Une jolie gravure de 1931 (difficile de s’y méprendre; même la coiffure a un air Art Déco), trouvée au vieux marché. Signée M. Moreels (probablement trop tardive pour la peintre Marie Moreels peinte par Emile Claus?)
- trouver des gravures.
Ca arrive, plus rarement. J’avais trouvé un bois gravé abîmé en rue (le cadre était fracassé, il avait plu dessus et le passe-partout avait déchiré la marge) de Ruben Herrera (1996), graveur nord-argentin :
Celles-ci ont été trouvées fossilisées en démontant l’armoire à l’atelier, qui sait de quand elles datent et qui les a faites? Je discuterais bien avec le coloriste pour comprendre sa technique de taille.
(si vous vous reconnaissez, contactez-moi et je vous les rends, en état meilleur qu’elles n’ont été trouvées)
Dans la boîte à livres du centre social Ortaccio à Vicopisano cet été, cette petite gravure sur bois (?) marine d’Ada Rovazzani (exemplaire 4/6). Difficile de dire si le papier a été gaufré avant impression, ou si la matrice a été partiellement encrée et imprimée avec une pression plus forte.

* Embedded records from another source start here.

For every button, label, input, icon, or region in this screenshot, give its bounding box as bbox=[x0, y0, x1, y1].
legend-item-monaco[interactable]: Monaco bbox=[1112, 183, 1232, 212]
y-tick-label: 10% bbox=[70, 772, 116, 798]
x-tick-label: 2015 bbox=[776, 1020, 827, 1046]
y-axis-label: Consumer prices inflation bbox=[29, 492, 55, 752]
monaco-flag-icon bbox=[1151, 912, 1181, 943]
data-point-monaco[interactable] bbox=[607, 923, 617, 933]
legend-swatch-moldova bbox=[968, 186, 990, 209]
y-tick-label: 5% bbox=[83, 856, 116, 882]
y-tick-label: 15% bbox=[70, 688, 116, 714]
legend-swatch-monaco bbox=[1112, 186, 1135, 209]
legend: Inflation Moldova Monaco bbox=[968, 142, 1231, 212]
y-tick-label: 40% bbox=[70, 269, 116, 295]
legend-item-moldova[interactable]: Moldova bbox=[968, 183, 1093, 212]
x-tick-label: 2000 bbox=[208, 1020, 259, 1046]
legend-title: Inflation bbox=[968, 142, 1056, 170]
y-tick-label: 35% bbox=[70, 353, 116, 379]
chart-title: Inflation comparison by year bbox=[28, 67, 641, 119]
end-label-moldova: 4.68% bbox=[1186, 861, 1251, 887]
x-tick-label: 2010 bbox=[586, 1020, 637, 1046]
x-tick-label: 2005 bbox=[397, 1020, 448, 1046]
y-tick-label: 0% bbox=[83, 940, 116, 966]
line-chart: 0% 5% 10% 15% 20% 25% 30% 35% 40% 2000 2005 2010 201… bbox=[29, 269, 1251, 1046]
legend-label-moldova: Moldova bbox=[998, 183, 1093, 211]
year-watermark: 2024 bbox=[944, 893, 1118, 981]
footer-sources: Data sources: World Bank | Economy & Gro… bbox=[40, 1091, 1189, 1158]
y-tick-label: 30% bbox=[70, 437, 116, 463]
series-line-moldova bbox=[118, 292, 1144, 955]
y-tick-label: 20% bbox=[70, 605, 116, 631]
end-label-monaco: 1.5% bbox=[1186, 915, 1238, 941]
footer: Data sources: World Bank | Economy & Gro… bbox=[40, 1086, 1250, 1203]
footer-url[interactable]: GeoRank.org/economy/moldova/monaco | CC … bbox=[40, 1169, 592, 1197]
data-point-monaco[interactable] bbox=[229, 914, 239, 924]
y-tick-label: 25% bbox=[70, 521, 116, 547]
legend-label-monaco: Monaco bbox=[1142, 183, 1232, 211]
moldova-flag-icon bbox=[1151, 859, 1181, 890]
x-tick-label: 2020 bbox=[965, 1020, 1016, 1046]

Probablement deux passages (ou un calage imparfait du bloc qui a chassé devant le cylindre, vu la pression ?) car il y a un léger fantôme des traits, pour une fois ça ne me dérange pas car ça donne une légère vibration dans le bleu.
- acheter des gravures, et les exposer ou les donner.
Une gravure de Monique Dohy, offerte à une amie pour un anniversaire. Je regrette de ne pas en avoir pris une bonne photo; c’était une composition bleue abstraite très très hypnotisante. Seule photo connue, c’est le cadre de droite (mais on ne voit que dalle):

Après une expo au Sterput, j’ai contacté Mathieu Van Assche pour lui acheter deux petits masques, de sa série de Miniatures; un pour moi et un pour offrir. Celle qui a été offerte n’a pas non plus été bien photographiée (elle est au milieu de la photo ci-dessus).
Voici celle que j’ai gardée. Au passage, avec l’instinct sûr du phoque (comme disait le regretté et très rigolo Louis S.), je les lui ai achetées quelques semaines à peine avant qu’on ne lui décerne le Prix de la Gravure et de l’Image imprimée.
Une gravure sur plexi (?) rehaussée en couleur d’Urielle Ullmann, qui m’avait particulièrement accroché lors de son expo à la galerie Vertige. C’était très gai de bosser avec Urielle à l’atelier et je fus fort marri (= j’eus le seum) lorsqu’elle dut nous quitter pour des contingences techniques.